I believe there is a long overdue overhaul of our justice system, which protects the unjust, provides extreme wealth to the judiciary and fails to facilitate justice.
I tried Legal Aid, etc and they were unable to assist me.
What do the great thinkers think?
Only in Tasmania does January 1 remain as the school start ‘cut off’ date. There’s a variety of dates (30 April, 30 June, 1 May) in the other states. This produces classes with kids with different birth years and different sports age groups. Is this truly beneficial or just confusing?
The old WA and Qld model of starting in the calendar year the kids turned 5 seemed simple and logical. In that old model, finishing the year they turned 17 helped keep alcohol out of schools and moved kids into careers, jobs and life earlier. Has the change to the school age model of ages 5-18, beginning in the first quarter demonstrably improved our national education standard?

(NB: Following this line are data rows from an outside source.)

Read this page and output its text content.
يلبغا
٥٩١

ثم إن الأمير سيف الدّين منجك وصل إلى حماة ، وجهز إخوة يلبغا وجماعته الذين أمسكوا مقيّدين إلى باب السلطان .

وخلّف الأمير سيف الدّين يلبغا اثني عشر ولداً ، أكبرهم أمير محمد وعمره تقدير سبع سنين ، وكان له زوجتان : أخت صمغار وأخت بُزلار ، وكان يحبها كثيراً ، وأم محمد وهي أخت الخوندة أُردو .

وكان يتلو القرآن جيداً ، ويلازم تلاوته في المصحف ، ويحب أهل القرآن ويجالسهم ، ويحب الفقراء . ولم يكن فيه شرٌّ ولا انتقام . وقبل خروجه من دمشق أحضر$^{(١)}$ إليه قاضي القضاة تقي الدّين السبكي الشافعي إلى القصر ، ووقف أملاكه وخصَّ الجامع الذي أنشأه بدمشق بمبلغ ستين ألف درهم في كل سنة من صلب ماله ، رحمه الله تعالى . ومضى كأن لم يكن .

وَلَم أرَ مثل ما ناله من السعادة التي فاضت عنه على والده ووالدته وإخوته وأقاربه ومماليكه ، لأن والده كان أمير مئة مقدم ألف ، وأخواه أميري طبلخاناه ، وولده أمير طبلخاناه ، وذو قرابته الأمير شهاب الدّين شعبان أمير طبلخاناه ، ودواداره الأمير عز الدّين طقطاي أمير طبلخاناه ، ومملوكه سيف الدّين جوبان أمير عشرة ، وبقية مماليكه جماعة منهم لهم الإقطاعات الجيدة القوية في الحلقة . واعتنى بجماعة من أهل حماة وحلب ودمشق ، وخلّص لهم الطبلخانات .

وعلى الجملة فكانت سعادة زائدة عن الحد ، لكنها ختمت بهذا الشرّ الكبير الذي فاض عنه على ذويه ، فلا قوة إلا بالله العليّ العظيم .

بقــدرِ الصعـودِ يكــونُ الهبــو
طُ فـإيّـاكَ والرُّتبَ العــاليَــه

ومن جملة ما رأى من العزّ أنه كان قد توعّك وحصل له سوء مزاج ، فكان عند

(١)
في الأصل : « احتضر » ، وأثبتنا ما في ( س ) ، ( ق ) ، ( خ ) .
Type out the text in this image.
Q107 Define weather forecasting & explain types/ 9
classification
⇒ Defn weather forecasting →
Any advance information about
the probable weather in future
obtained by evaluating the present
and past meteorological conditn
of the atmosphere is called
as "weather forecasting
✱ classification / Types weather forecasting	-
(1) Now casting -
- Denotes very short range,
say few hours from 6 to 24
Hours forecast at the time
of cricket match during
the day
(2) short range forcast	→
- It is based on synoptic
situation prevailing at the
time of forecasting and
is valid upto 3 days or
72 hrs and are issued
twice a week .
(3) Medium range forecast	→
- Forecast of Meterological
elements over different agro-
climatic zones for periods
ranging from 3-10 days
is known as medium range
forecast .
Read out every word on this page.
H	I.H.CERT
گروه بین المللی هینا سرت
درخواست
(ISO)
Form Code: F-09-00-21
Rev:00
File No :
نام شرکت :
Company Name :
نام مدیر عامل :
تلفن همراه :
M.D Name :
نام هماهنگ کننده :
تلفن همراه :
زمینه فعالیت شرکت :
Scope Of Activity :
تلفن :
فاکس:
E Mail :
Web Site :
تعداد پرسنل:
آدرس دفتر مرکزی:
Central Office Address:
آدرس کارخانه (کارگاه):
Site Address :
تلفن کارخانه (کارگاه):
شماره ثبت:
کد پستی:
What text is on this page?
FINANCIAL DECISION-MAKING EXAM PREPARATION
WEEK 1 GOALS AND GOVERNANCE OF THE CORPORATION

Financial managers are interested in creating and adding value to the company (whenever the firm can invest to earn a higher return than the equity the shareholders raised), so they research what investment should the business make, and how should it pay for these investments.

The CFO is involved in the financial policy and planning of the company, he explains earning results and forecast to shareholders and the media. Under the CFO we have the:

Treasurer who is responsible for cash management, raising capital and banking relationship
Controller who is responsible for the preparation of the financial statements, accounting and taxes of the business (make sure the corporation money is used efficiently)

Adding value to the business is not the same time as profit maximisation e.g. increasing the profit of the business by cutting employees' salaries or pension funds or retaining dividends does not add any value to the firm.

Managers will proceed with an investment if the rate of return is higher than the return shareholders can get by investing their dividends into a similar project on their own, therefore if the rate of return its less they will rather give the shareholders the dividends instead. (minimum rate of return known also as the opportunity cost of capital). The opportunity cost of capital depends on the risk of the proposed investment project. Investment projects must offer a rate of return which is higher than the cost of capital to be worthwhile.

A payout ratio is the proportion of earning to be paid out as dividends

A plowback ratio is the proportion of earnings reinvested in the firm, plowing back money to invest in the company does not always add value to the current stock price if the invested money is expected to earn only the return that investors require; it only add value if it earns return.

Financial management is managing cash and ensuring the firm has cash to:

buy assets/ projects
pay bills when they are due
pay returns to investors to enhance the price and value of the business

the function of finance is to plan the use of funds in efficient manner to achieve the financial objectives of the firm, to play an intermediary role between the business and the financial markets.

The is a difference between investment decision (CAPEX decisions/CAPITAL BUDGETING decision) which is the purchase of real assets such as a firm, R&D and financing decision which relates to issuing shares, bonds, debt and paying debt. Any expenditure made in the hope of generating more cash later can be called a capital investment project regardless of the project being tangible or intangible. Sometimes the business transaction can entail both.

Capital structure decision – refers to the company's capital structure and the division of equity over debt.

About one in twenty Australians live overseas at any given time – among the highest ratios of expatriates to residents of any country in the world. Why do so many of us leave? How do we relate to the people and places and culture we leave behind? And why do we come back? Since becoming an expat myself (one of the 200,000 Australians in London) I’ve often imagined that our wanderlust says something about our national psyche. But what?
I believe we need to seriously consider a set of complex problems – economic, social, and scientific – that pose great threats to our world. However, if we continue to talk about these problems in ways that create fear rather than inspiration, and look for protection rather than for possibilities, then we may always default to fearing the unknown, rather than embracing change. I also believe that no one perspective or discipline, neither side of politics, nor any one country or group, can solve the world’s problems alone – so I would love to have the Brains Trust’s diversity of experience and expertise applied to identifying the modern world’s great opportunities.